Find out how the mortgage originator fared in 2021's third quarter
Home Point Capital has released its financial results for the third quarter of 2021, noting an improvement in its performance for the period.
The Michigan-based mortgage originator and servicer more than tripled its net revenue of $84 million in the second quarter to $275 million in the third quarter. However, the figure was down from its $511 million total revenue in Q3 2020.
Home Point reported a quarterly net income of $71 million or $0.51 per share. This is compared to a net loss of $73 million or $0.53 per share in the second quarter and compared to a net income of $264
“Our financial and operating results for the third quarter demonstrate the flexibility of Home Point Capital’s business model and team, particularly as we navigate through a challenging and competitive environment,” said Willie Newman, president and CEO of Home Point.
Read more: Home Point reveals impact of wholesale competition in its Q1 results
The company’s quarterly funded origination volume dipped from $25 billion in the second quarter to $21 billion in the third quarter. Despite the decrease, it enjoyed a $67 million gain in its total originations revenue quarter over quarter, totaling $184 million. Home Point’s gain on sale was 73 basis points during the period, compared to 233 bps in Q3 2020 and 74 bps in Q2 2021.
A 16% reduction in the direct expenses of Home Point’s origination segment and a 7% drop in servicing direct expenses led to an 11% sequential quarter decrease in its total expenses – down to $175 million in Q3.
During the quarter, Newman said Home Point executed a number of priorities, including expanding its partner network, launching productivity and efficiency initiatives, enhancing its partner and customer experience, and diversifying its capital markets execution alternatives.
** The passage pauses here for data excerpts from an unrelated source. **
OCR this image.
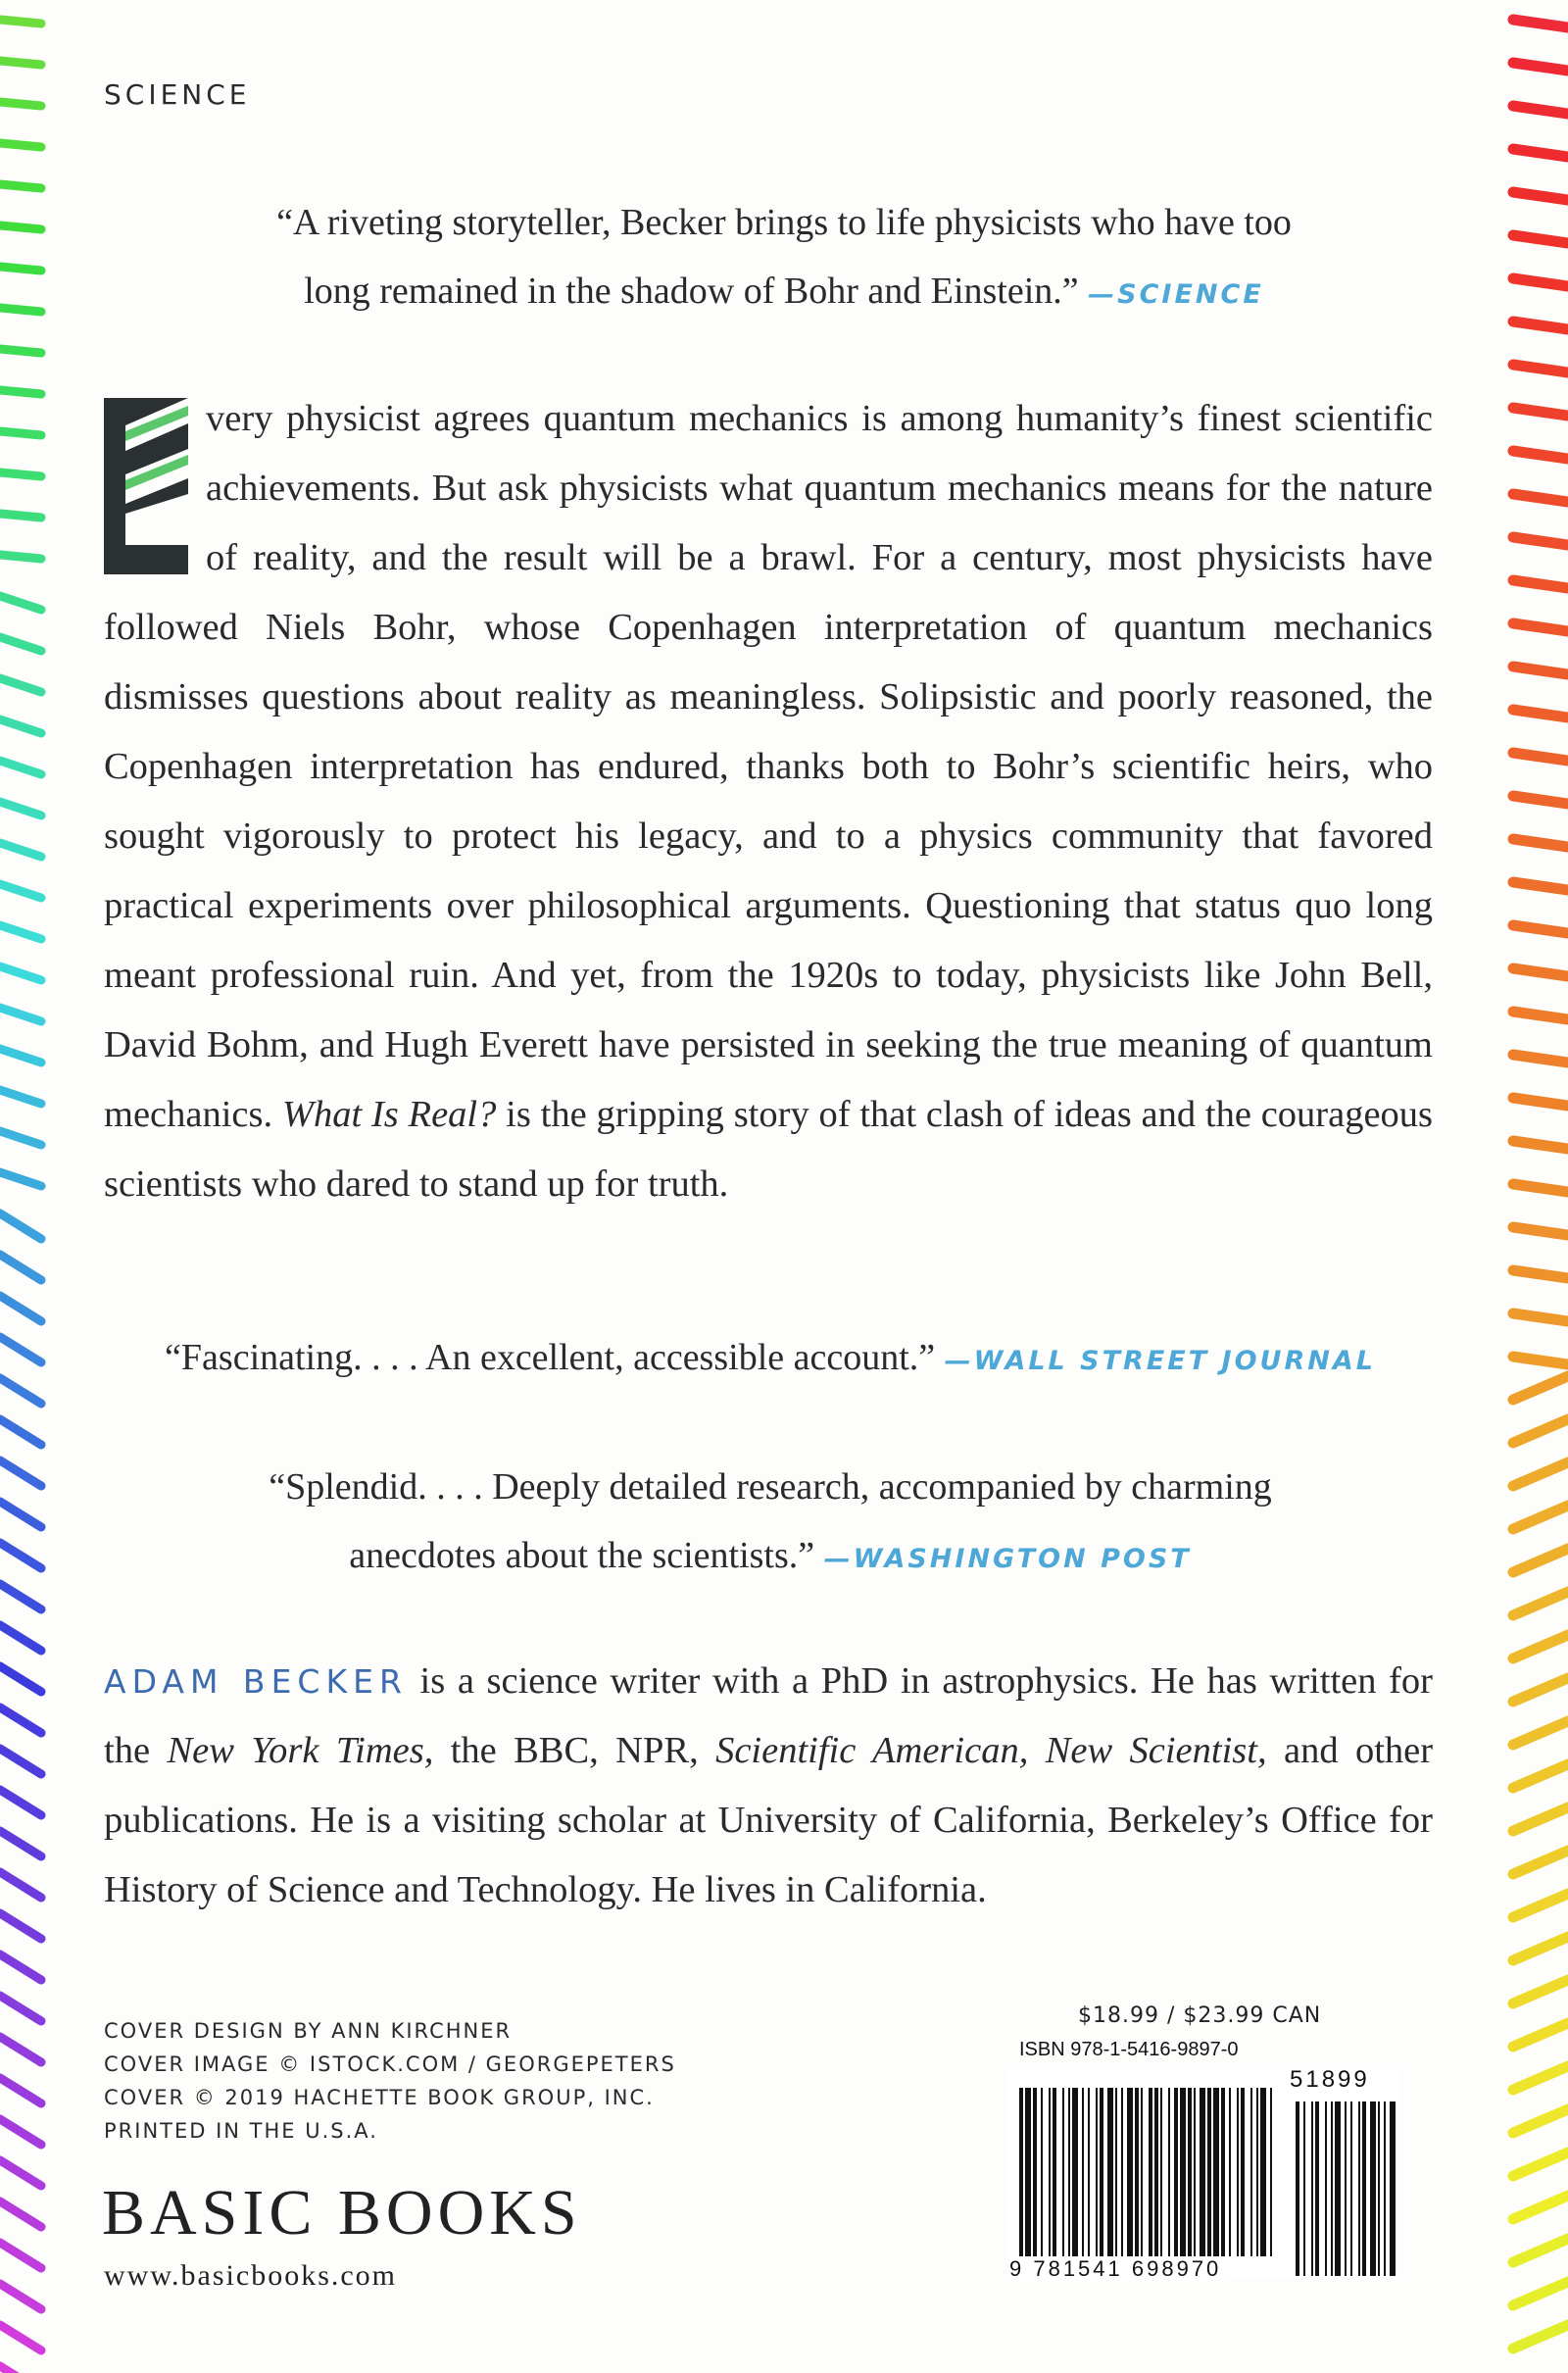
SCIENCE
“A riveting storyteller, Becker brings to life physicists who have too
long remained in the shadow of Bohr and Einstein.” —SCIENCE
very physicist agrees quantum mechanics is among humanity’s finest scientific achievements. But ask physicists what quantum mechanics means for the nature of reality, and the result will be a brawl. For a century, most physicists have followed Niels Bohr, whose Copenhagen interpretation of quantum mechanics dismisses questions about reality as meaningless. Solipsistic and poorly reasoned, the Copenhagen interpretation has endured, thanks both to Bohr’s scientific heirs, who sought vigorously to protect his legacy, and to a physics community that favored practical experiments over philosophical arguments. Questioning that status quo long meant professional ruin. And yet, from the 1920s to today, physicists like John Bell, David Bohm, and Hugh Everett have persisted in seeking the true meaning of quantum mechanics. What Is Real? is the gripping story of that clash of ideas and the courageous scientists who dared to stand up for truth.
“Fascinating. . . . An excellent, accessible account.” —WALL STREET JOURNAL
“Splendid. . . . Deeply detailed research, accompanied by charming
anecdotes about the scientists.” —WASHINGTON POST
ADAM BECKER is a science writer with a PhD in astrophysics. He has written for the New York Times, the BBC, NPR, Scientific American, New Scientist, and other publications. He is a visiting scholar at University of California, Berkeley’s Office for History of Science and Technology. He lives in California.
COVER DESIGN BY ANN KIRCHNER
COVER IMAGE © ISTOCK.COM / GEORGEPETERS
COVER © 2019 HACHETTE BOOK GROUP, INC.
PRINTED IN THE U.S.A.
BASIC BOOKS
www.basicbooks.com
$18.99 / $23.99 CAN
ISBN 978-1-5416-9897-0
51899
9 781541 698970
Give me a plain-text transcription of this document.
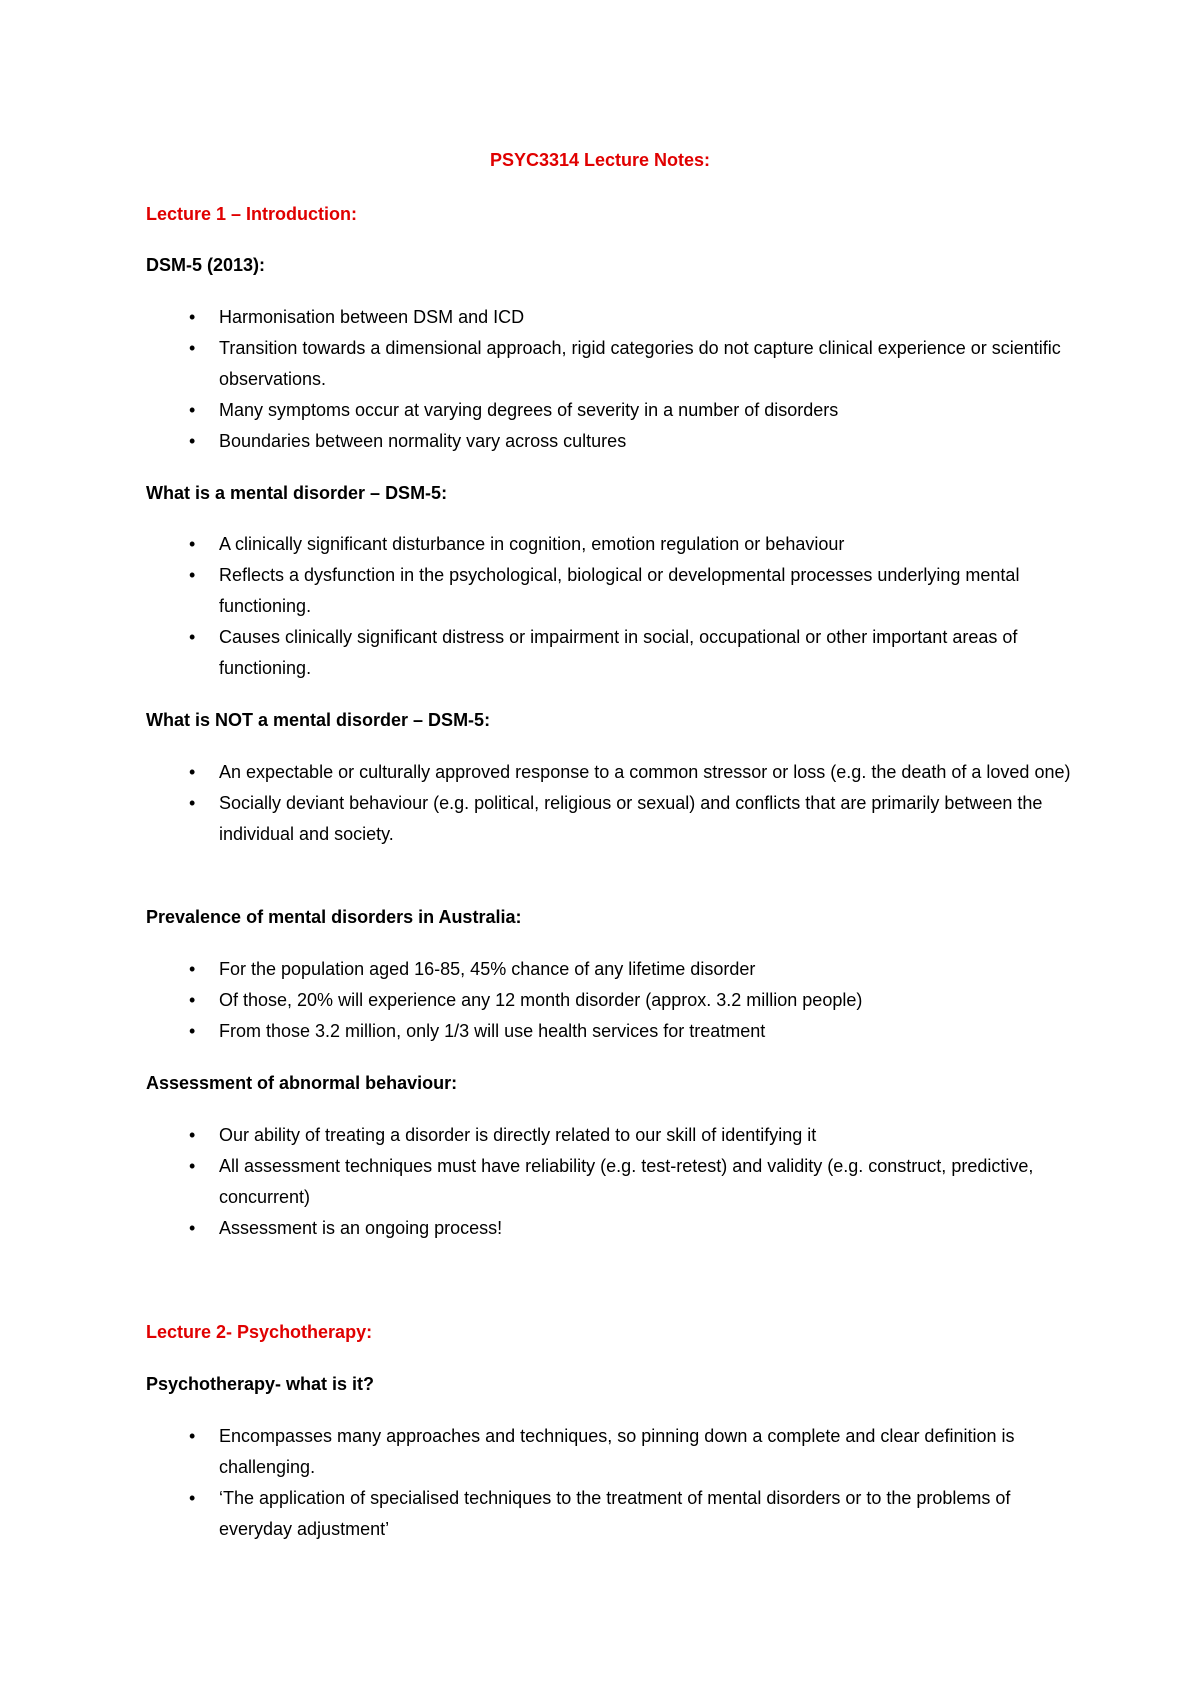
PSYC3314 Lecture Notes:
Lecture 1 – Introduction:
DSM-5 (2013):
• Harmonisation between DSM and ICD
• Transition towards a dimensional approach, rigid categories do not capture clinical experience or scientific observations.
• Many symptoms occur at varying degrees of severity in a number of disorders
• Boundaries between normality vary across cultures
What is a mental disorder – DSM-5:
• A clinically significant disturbance in cognition, emotion regulation or behaviour
• Reflects a dysfunction in the psychological, biological or developmental processes underlying mental functioning.
• Causes clinically significant distress or impairment in social, occupational or other important areas of functioning.
What is NOT a mental disorder – DSM-5:
• An expectable or culturally approved response to a common stressor or loss (e.g. the death of a loved one)
• Socially deviant behaviour (e.g. political, religious or sexual) and conflicts that are primarily between the individual and society.
Prevalence of mental disorders in Australia:
• For the population aged 16-85, 45% chance of any lifetime disorder
• Of those, 20% will experience any 12 month disorder (approx. 3.2 million people)
• From those 3.2 million, only 1/3 will use health services for treatment
Assessment of abnormal behaviour:
• Our ability of treating a disorder is directly related to our skill of identifying it
• All assessment techniques must have reliability (e.g. test-retest) and validity (e.g. construct, predictive, concurrent)
• Assessment is an ongoing process!
Lecture 2- Psychotherapy:
Psychotherapy- what is it?
• Encompasses many approaches and techniques, so pinning down a complete and clear definition is challenging.
• ‘The application of specialised techniques to the treatment of mental disorders or to the problems of everyday adjustment’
As a result of these changes, the firm’s broker partners grew by 714 quarter over quarter and increased by more than 2,500 year over year to 7,452 as of September 30. Meanwhile, its servicing customers decreased 5% quarter over quarter but was up by 40% year over year to 428,622 at the end of the third quarter.
According to Home Point’s release, the sequential quarter decrease in servicing customers was primarily due to the sale of the GNMA servicing portfolio, which was closed in the third quarter of 2021.
“We remain focused on optimizing our business to create sustainable long-term value for our stakeholders,” Newman said.